Pour montrer l’adhésion des Français à ces sujets, l’association a lancé une pétition qui a recueilli, en pleine affaire Tony Meilhon, 300.000 signatures par Internet. « Le drame de Pornic, défend Xavier Bébin, ce n’est pas celui du suivi après la prison. Ce meurtre souligne la difficulté de la justice française à prendre en compte la dangerosité des condamnés, car tout au long de son parcours, Tony Meilhon avait fait preuve d’une grande violence.» Mardi, les sympathisants manifesteront sur le Champ-de-Mars, espérant sensibiliser les élus à leur demande. Ils espèrent que l’examen de la loi sur les jurés soit l’occasion d’un durcissement législatif visant les prédateurs sexuels.

Une partie des députés de la majorité partagent déjà certaines des préoccupations exprimées. Début mars, lors de la convention de l’UMP consacrée à l’application des peines, Jean-François Copé a défendu l’idée de supprimer les réductions de peine dites «automatiques». Celles-ci fonctionnent sur un principe du permis à points: le détenu bénéficie à son entrée en prison d’un crédit de jours, calculé en fonction de la durée de sa condamnation, qui diminue en cas de mauvaise conduite. Un détenu peut ainsi tabler sur deux mois de prison de moins par année d’incarcération (la première année  rapporte» trois mois). «Il faut que le lien entre la peine prononcée et la peine appliquée soit plus lisible», explique l’élu des Alpes-Maritimes Éric Ciotti. Plusieurs parlementaires ont déjà tenté de combattre ce dispositif. Le député souhaite également que la possibilité d’aménager la peine, étudiée pour toutes les personnes condamnées à deux ans de prison ou moins – et qui permet d’éviter l’incarcération – ne soit à l’avenir ouverte qu’aux condamnés à moins d’un an de détention. La Chancellerie n’est pas favorable à cette mesure, car le dispositif vient tout juste d’être mis en place, mais le débat promet de ressurgir.

Construction de prisons

En contrepartie, dans le rapport qu’il doit remettre dans les jours à venir au président de la République, Éric Ciotti milite en faveur d’un nouveau plan de construction de prisons qui permettrait d’ajouter 20.000 places de détention d’ici à 2015. Les réductions et aménagements de peine sont en effet utilisés pour réduire la surpopulation carcérale.
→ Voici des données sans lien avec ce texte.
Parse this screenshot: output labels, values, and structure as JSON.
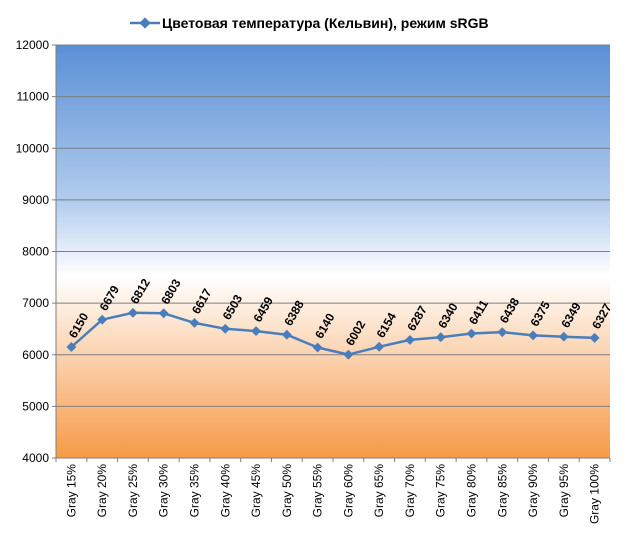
{
  "chart_data": {
    "type": "line",
    "title": "",
    "xlabel": "",
    "ylabel": "",
    "categories": [
      "Gray 15%",
      "Gray 20%",
      "Gray 25%",
      "Gray 30%",
      "Gray 35%",
      "Gray 40%",
      "Gray 45%",
      "Gray 50%",
      "Gray 55%",
      "Gray 60%",
      "Gray 65%",
      "Gray 70%",
      "Gray 75%",
      "Gray 80%",
      "Gray 85%",
      "Gray 90%",
      "Gray 95%",
      "Gray 100%"
    ],
    "series": [
      {
        "name": "Цветовая температура (Кельвин), режим sRGB",
        "values": [
          6150,
          6679,
          6812,
          6803,
          6617,
          6503,
          6459,
          6388,
          6140,
          6002,
          6154,
          6287,
          6340,
          6411,
          6438,
          6375,
          6349,
          6327
        ],
        "color": "#4a7ebb"
      }
    ],
    "ylim": [
      4000,
      12000
    ],
    "yticks": [
      4000,
      5000,
      6000,
      7000,
      8000,
      9000,
      10000,
      11000,
      12000
    ],
    "grid": true,
    "legend": "top",
    "data_labels": true,
    "background_gradient": [
      "#5a8fd6",
      "#ffffff",
      "#f69a47"
    ]
  }
}
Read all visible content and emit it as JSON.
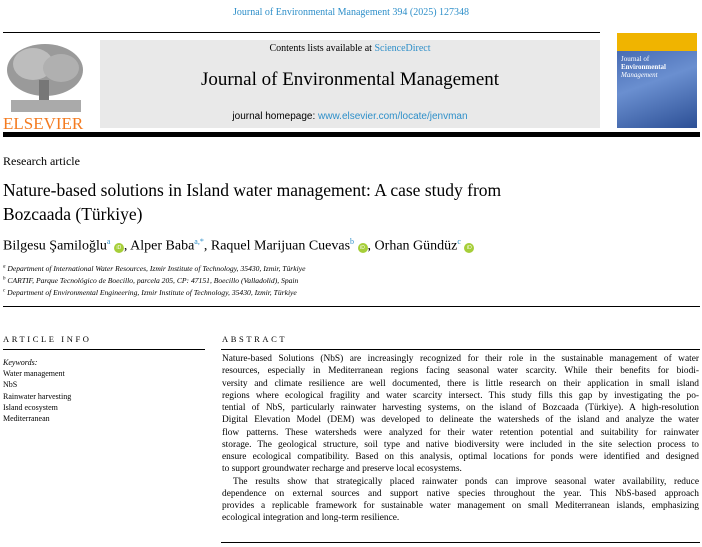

Ils permettent aussi, estiment les cadres pénitentiaires, d’encourager les bons comportements en prison.

L’écart entre la peine prononcée et le temps passé sous les verrous est toutefois régulièrement montré du doigt. Plusieurs amendements en ce sens devraient être défendus à l’Assemblée en juin prochain, avec d’autant plus de vigueur qu’il s’agira alors du dernier grand texte «justice» avant la campagne électorale.